Coalescing Custom Data Structures

Hello everyone!

Let’s say I have the following custom data structure:

typedef struct

{

  int idata;

  float fdata;

}custom_type_t;

and the following kernel:

__global__ void kernel(custom_type_t *data, int stride)

{

  int cx = (blockIdx.x * blockDim.x) + threadIdx.x;

  int cy = (blockIdx.y * blockDim.y) + threadIdx.y;

int idx = (cy * stride) + cx;

data[idx].idata = 23;

  data[idx].fData = 2.0;

}

The data array has 64x64 elements and the execution configuration is a grid of 4x4 Blocks with each block having

16x16 threads. So it should be possible to coalesce the 16x8 byte transactions of a half-warp into 1x128 byte

transaction IIRC.

When I am running this kernel on my Geforce 9600 GT the profiler output tells me that all global stores are incoherent.

gputime=[ 12.672 ] cputime=[ 28.216 ] gridSize=[ 4, 4 ] blockSize=[ 16, 16, 1 ] occupancy=[ 1.000 ] gst_coherent=[ 0 ] gst_incoherent=[ 4096 ]

I already tried to add “align(8)” but that didn’t help.
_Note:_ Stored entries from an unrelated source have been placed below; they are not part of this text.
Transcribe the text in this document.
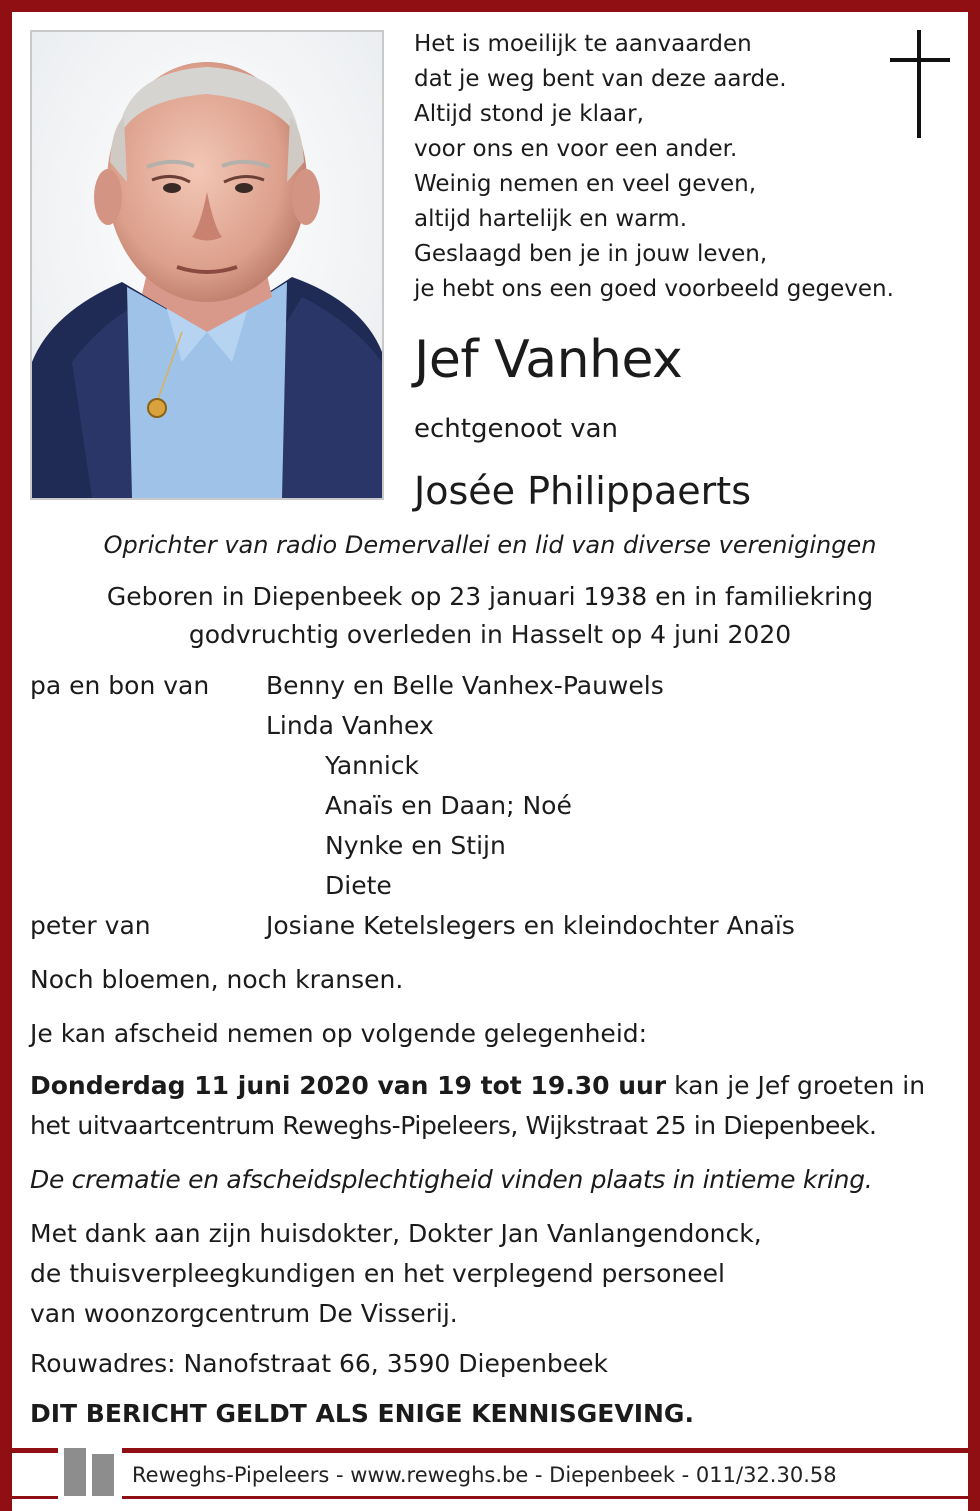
Het is moeilijk te aanvaarden
dat je weg bent van deze aarde.
Altijd stond je klaar,
voor ons en voor een ander.
Weinig nemen en veel geven,
altijd hartelijk en warm.
Geslaagd ben je in jouw leven,
je hebt ons een goed voorbeeld gegeven.
Jef Vanhex
echtgenoot van
Josée Philippaerts
Oprichter van radio Demervallei en lid van diverse verenigingen
Geboren in Diepenbeek op 23 januari 1938 en in familiekring
godvruchtig overleden in Hasselt op 4 juni 2020
pa en bon van Benny en Belle Vanhex-Pauwels
Linda Vanhex
Yannick
Anaïs en Daan; Noé
Nynke en Stijn
Diete
peter van	Josiane Ketelslegers en kleindochter Anaïs
Noch bloemen, noch kransen.
Je kan afscheid nemen op volgende gelegenheid:
Donderdag 11 juni 2020 van 19 tot 19.30 uur kan je Jef groeten in
het uitvaartcentrum Reweghs-Pipeleers, Wijkstraat 25 in Diepenbeek.
De crematie en afscheidsplechtigheid vinden plaats in intieme kring.
Met dank aan zijn huisdokter, Dokter Jan Vanlangendonck,
de thuisverpleegkundigen en het verplegend personeel
van woonzorgcentrum De Visserij.
Rouwadres: Nanofstraat 66, 3590 Diepenbeek
DIT BERICHT GELDT ALS ENIGE KENNISGEVING.
Reweghs-Pipeleers - www.reweghs.be - Diepenbeek - 011/32.30.58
After having a look at the alignedTypes-Samples, I noticed that

the variables of the structures do all have the same type. Do I have to pass the structure members as seperate arrays or

is there another way to achieve coalescing with the above data structure?

__global__ void kernel(int *data, float *fdata, int stride)

(...)

When using the following data structure all global stores are coherent:

typedef struct __align__(8)

{

  float idata; // changed from int to float

  float fdata;

}custom_type_t;

Profiler Output:

gputime=[ 7.168 ] cputime=[ 20.952 ] gridSize=[ 4, 4 ] blockSize=[ 16, 16, 1 ] occupancy=[ 1.000 ] gst_coherent=[ 512 ] gst_incoherent=[ 0 ]

Thanks a lot in advance for your help!

Bye,

kameo

Yep, it’s uncoalesced… you’re writing every other word, then you go back and write the remaining words.

Two strategies to fix this.

Best idea: make an array in shared memory of perhaps 16 custom_type_ts. Update those, then write the whole “stripe” of 32 words to global memory as words (each thread writing one word).
This is powerful because it will adapt to many situations including odd structure sizes, updating parts of structures, etc.

The other approach sometimes works and that’s to have each thread fill in a copy of the structure stored in registers, then write the whole structure at once.
This would likely work with your example but it’s not as flexible in general (and I’m not sure if 64 bits-per-thread writes are coalesced in device 1.0).

Advanced point: Some people have measured slightly higher write bandwidth when writing 64 bits per thread. Try different sizes (16, 32, 64, 128) to see if it helps your bandwidth.